Penthouse North (also known as Blindsided) is a 2013 American thriller film directed by Joseph Ruben, starring Michael Keaton and Michelle Monaghan.

==Plot==
Sara Frost is a photojournalist stationed in Afghanistan. She enters a building, in which she sees a woman crying for help. She raises her camera to take a photo of the woman before realizing that the baby the woman is carrying is actually a bomb. The bomb explodes, leaving Sara permanently blind.

Sara returns to America, where her live-in boyfriend, Ryan, is desperate to marry her. Sara is planning a party and goes out to buy some supplies when she is knocked over by a cyclist. When she gets home Ryan appears to have stepped out - Sara is unable to see his murdered body. When she takes a shower, Ryan's killer is revealed to still be in the house, using his blade to push a towel in Sara's direction when she cannot find one.

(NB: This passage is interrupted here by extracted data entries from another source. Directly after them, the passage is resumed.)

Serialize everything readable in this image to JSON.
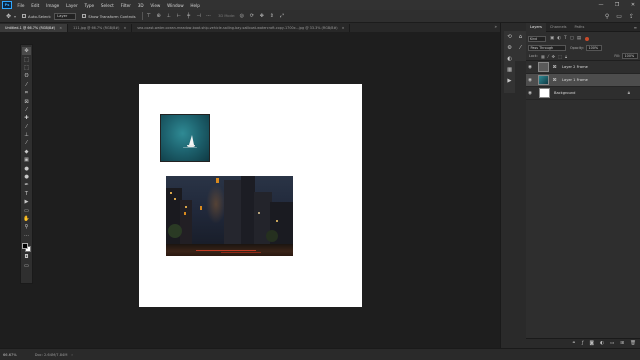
{
  "menu": {
    "logo": "Ps",
    "items": [
      "File",
      "Edit",
      "Image",
      "Layer",
      "Type",
      "Select",
      "Filter",
      "3D",
      "View",
      "Window",
      "Help"
    ]
  },
  "window_controls": {
    "minimize": "—",
    "restore": "❐",
    "close": "✕"
  },
  "options_bar": {
    "auto_select_label": "Auto-Select:",
    "auto_select_value": "Layer",
    "transform_controls_label": "Show Transform Controls",
    "mode_3d_label": "3D Mode:"
  },
  "tabs": [
    {
      "title": "Untitled-1 @ 66.7% (RGB/8#)",
      "active": true
    },
    {
      "title": "111.jpg @ 66.7% (RGB/8#)",
      "active": false
    },
    {
      "title": "sea-coast-water-ocean-meadow-boat-ship-vehicle-sailing-bay-sailboat-watercraft-copy-1700x...jpg @ 33.3% (RGB/8#)",
      "active": false
    }
  ],
  "tools": [
    {
      "icon": "move-icon",
      "glyph": "✥"
    },
    {
      "icon": "artboard-icon",
      "glyph": "⬚"
    },
    {
      "icon": "marquee-icon",
      "glyph": "⬚"
    },
    {
      "icon": "lasso-icon",
      "glyph": "ʘ"
    },
    {
      "icon": "quick-select-icon",
      "glyph": "⁄"
    },
    {
      "icon": "crop-icon",
      "glyph": "⌗"
    },
    {
      "icon": "frame-icon",
      "glyph": "⊠"
    },
    {
      "icon": "eyedropper-icon",
      "glyph": "⁄"
    },
    {
      "icon": "healing-icon",
      "glyph": "✚"
    },
    {
      "icon": "brush-icon",
      "glyph": "⁄"
    },
    {
      "icon": "stamp-icon",
      "glyph": "⊥"
    },
    {
      "icon": "history-brush-icon",
      "glyph": "⁄"
    },
    {
      "icon": "eraser-icon",
      "glyph": "◆"
    },
    {
      "icon": "gradient-icon",
      "glyph": "▣"
    },
    {
      "icon": "blur-icon",
      "glyph": "●"
    },
    {
      "icon": "dodge-icon",
      "glyph": "●"
    },
    {
      "icon": "pen-icon",
      "glyph": "✒"
    },
    {
      "icon": "type-icon",
      "glyph": "T"
    },
    {
      "icon": "path-select-icon",
      "glyph": "▶"
    },
    {
      "icon": "rectangle-icon",
      "glyph": "▭"
    },
    {
      "icon": "hand-icon",
      "glyph": "✋"
    },
    {
      "icon": "zoom-icon",
      "glyph": "⚲"
    },
    {
      "icon": "more-tools-icon",
      "glyph": "···"
    }
  ],
  "right_strip": [
    {
      "icon": "history-icon",
      "glyph": "⟲"
    },
    {
      "icon": "properties-icon",
      "glyph": "⚙"
    },
    {
      "icon": "adjustments-icon",
      "glyph": "◐"
    },
    {
      "icon": "swatches-icon",
      "glyph": "▦"
    },
    {
      "icon": "actions-icon",
      "glyph": "▶"
    }
  ],
  "layers_panel": {
    "tabs": [
      "Layers",
      "Channels",
      "Paths"
    ],
    "kind": "Kind",
    "blend_mode": "Pass Through",
    "opacity_label": "Opacity:",
    "opacity": "100%",
    "lock_label": "Lock:",
    "fill_label": "Fill:",
    "fill": "100%",
    "layers": [
      {
        "name": "Layer 2 Frame",
        "thumb": "frame",
        "selected": false,
        "lock": false
      },
      {
        "name": "Layer 1 Frame",
        "thumb": "sea",
        "selected": true,
        "lock": false
      },
      {
        "name": "Background",
        "thumb": "white",
        "selected": false,
        "lock": true
      }
    ]
  },
  "status": {
    "zoom": "66.67%",
    "doc_size": "Doc: 2.64M/7.84M"
  },
  "colors": {
    "ps_blue": "#31a8ff",
    "canvas_bg": "#1e1e1e",
    "panel_bg": "#2e2e2e",
    "selected_layer": "#4d4d4d"
  }
}
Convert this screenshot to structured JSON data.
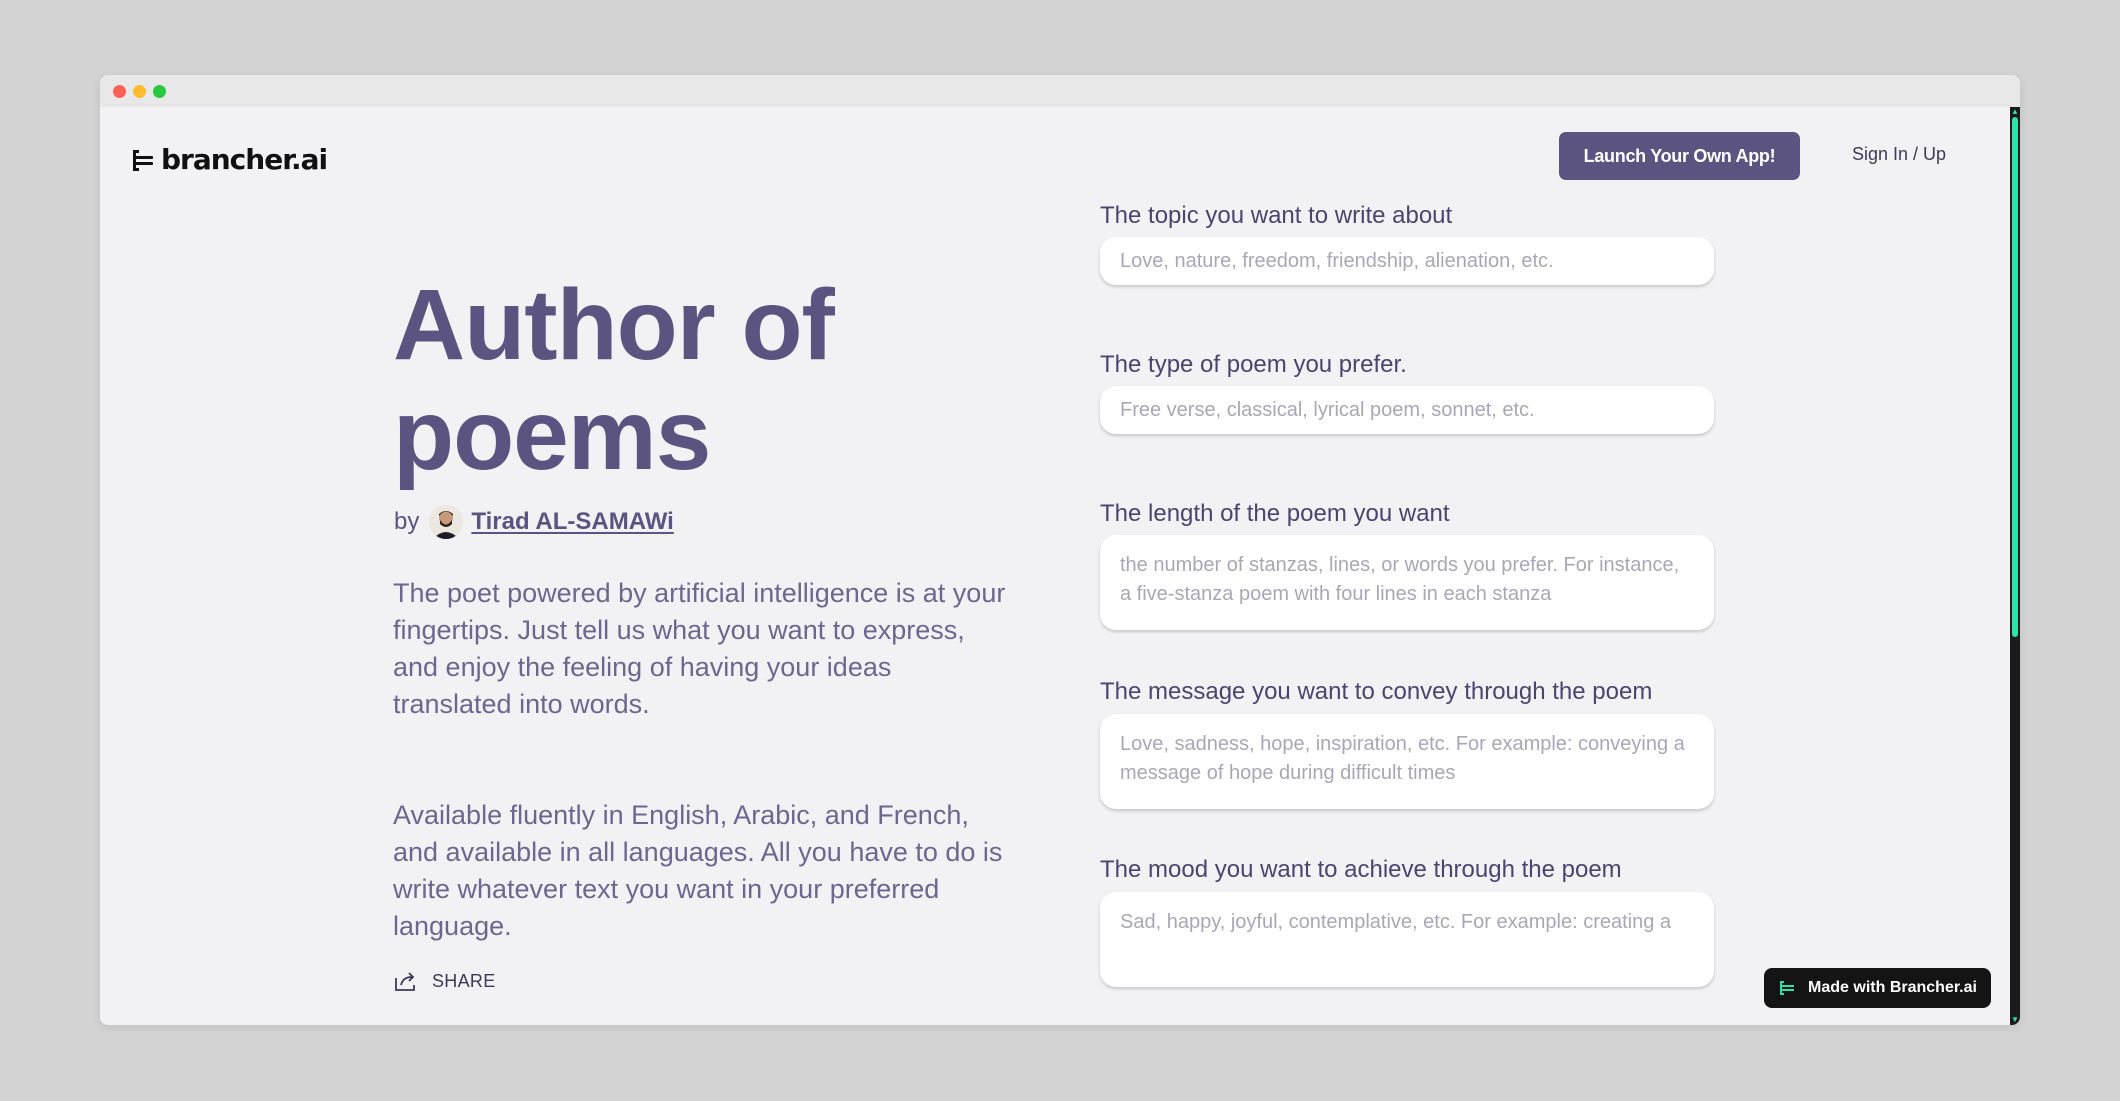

Sara discovers Ryan's body when she slips in his blood. The killer makes himself known and ties Sara to her bed, asking for "the diamond" which Ryan stole from him. Sara is shocked by the revelation that Ryan is not the man he made himself out to be. She offers the killer, now known as Chad, the diamond, but then knocks him out and escapes the apartment. She hides in her building's basement where her friend Antonio hears her calls for help. He tries to save her but Chad slits his throat. Sara escapes to the street when she trips into the arms of Robert Hollander, who promises to keep her safe.

They retreat to her building and it is revealed that Chad knows Hollander and they are working together to find the diamonds. They find a case of hundreds of thousands of dollars hidden behind a canvassed photo that Sara took. Having confirmed that Ryan was a crook, Hollander and Chad renew their efforts, certain that the diamonds are hidden somewhere in the penthouse. Hollander throws Sara's cat over the balcony in a fit of spite before locking Sara up again. She tries to reason with Chad, then turns her attentions to Hollander, desperate to end the torment.

Blake, Sara's sister, comes over with her husband, Danny, for the party Sara was preparing for earlier. Sara gets them to leave with a story that she and Ryan are fighting, and coincidentally Blake, who is heavily pregnant, starts having contractions. Hollander sends Chad to fix him a drink while he takes Sara out to the balcony. Chad discovers the diamonds hidden within the ice cubes and hides them away before offering Hollander his drink. Chad attempts to kill Hollander but is shot by Hollander. With Hollander's attention on Chad, Sara stabs Hollander in the back with a garden shear. As Hollander grapples with Sara, Chad revives and attacks Hollander, who grabs Chad's blade and stabs him to death. Hollander searches for Sara, who has found Hollander's gun. She tries shooting him using her sense of hearing, but New Year's Eve fireworks dull her senses, giving her a flashback to the moment she lost her sight in Afghanistan.

Sara manages to shoot Hollander in the arm. With the gun pointed directly at him she starts throwing the diamonds over the balcony, threatening to throw all of them away. When Hollander reacts, she is able to hear him and shoots him in the chest before pushing him off the balcony to his death.

It is revealed that Sara had kept the diamonds in her hand. She re-freezes them in the ice tray, while her cat is seen walking over Hollander's corpse on the ground below.

==Cast==
- Michelle Monaghan as Sara Frost
- Michael Keaton as Robert Hollander
- Barry Sloane as Chad
- Kaniehtiio Horn as Blake
- Trevor Hayes as Danny
- Andrew W. Walker as Ryan
- Phillip Jarrett as Antonio

==Production==
Filming started on December 7, 2011, in Ottawa, Ontario.

==Release==
Penthouse North was released internationally and premiered in the US on Lifetime.

==Reception==
Nathan Rabin of The Dissolve called it a "suspense-free thriller of staggering mediocrity" and an example of Keaton's unimpressive work prior to Birdman. Ben Sachs of the Chicago Reader described it as "a terse but nicely shaded crime movie that evokes superior 50s B noirs". Sachs recommended it to fans of Keaton and wrote that it plays to his strengths as an actor: playing quick-thinking characters forced to react to unexpected situations.